Bare Essentials: gender fictions, embodiment matters
Item Status
Embargo End Date
Date
Authors
Abstract
Feminist theory's concern with the subject 'woman' has generated a number of views regarding the use of the term as defining her ontological status within discourse and signification. The crisis of both the sex (female) and the gender (feminine) that traditionally defined her subjectivity has forced feminist theory to reconsider its definition of woman. Butler's notion of performativity has challenged the very notion of a subject that performs his/her gender, as well as the notion of a body on which the mark of gender is inscribed. If sex and gender, and ultimately our bodies, are discursive constructions then where is woman's subjectivity grounded and what are the implications of such an approach to subjectivity for political efficacy?
According to Merleau-Ponty "existence realises itself on the body." If the body is the locus of subjectivity then it is to the matter of embodiment, as substance and as point of concern, that we need to turn in order to discuss the development of subjectivity, and gender subjectivity in particular.
This thesis deals with the notion of gender as embodied practice and looks at the transgender subject—both transvestite and transsexual—as addressing the matter of embodiment located primarily in transsexuality's desire to occupy material body. In the association that it establishes between gender practices and an experience of the 'flesh as the flesh itself as defining subjectivity, the transsexual body, 'the matter of embodiment' as it has been argued, opens up a space for the reconsideration of the matter of embodiment altogether.

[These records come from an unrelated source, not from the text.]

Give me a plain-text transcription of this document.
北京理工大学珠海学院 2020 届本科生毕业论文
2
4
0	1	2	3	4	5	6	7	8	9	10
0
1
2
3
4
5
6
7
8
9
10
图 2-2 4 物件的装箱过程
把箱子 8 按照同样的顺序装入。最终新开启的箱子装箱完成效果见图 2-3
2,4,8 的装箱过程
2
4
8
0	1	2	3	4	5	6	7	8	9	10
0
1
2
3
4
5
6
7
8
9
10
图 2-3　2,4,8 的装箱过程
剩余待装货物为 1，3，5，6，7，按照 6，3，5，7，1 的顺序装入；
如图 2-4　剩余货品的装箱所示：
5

Such concerns are addressed through a reading of the transsexual body via the work of Merleau-Ponty, Simone de Beauvoir and Judith Butler in the first part of the thesis. The second part develops the ideas stemming from these readings through the work of Angela Carter with a particular focus on embodiments of woman/hood in Nights at the Circus and The Passion ofNew Eve. Carter's interest in the material conditions of woman, her concern with 'demythologising' women, as well as the bodily resistance— the body's resistance to be consumed by and within discursive powers—embodied in her work, serve as the space for a re-examination of the role of the body in the development of gender subjectivity.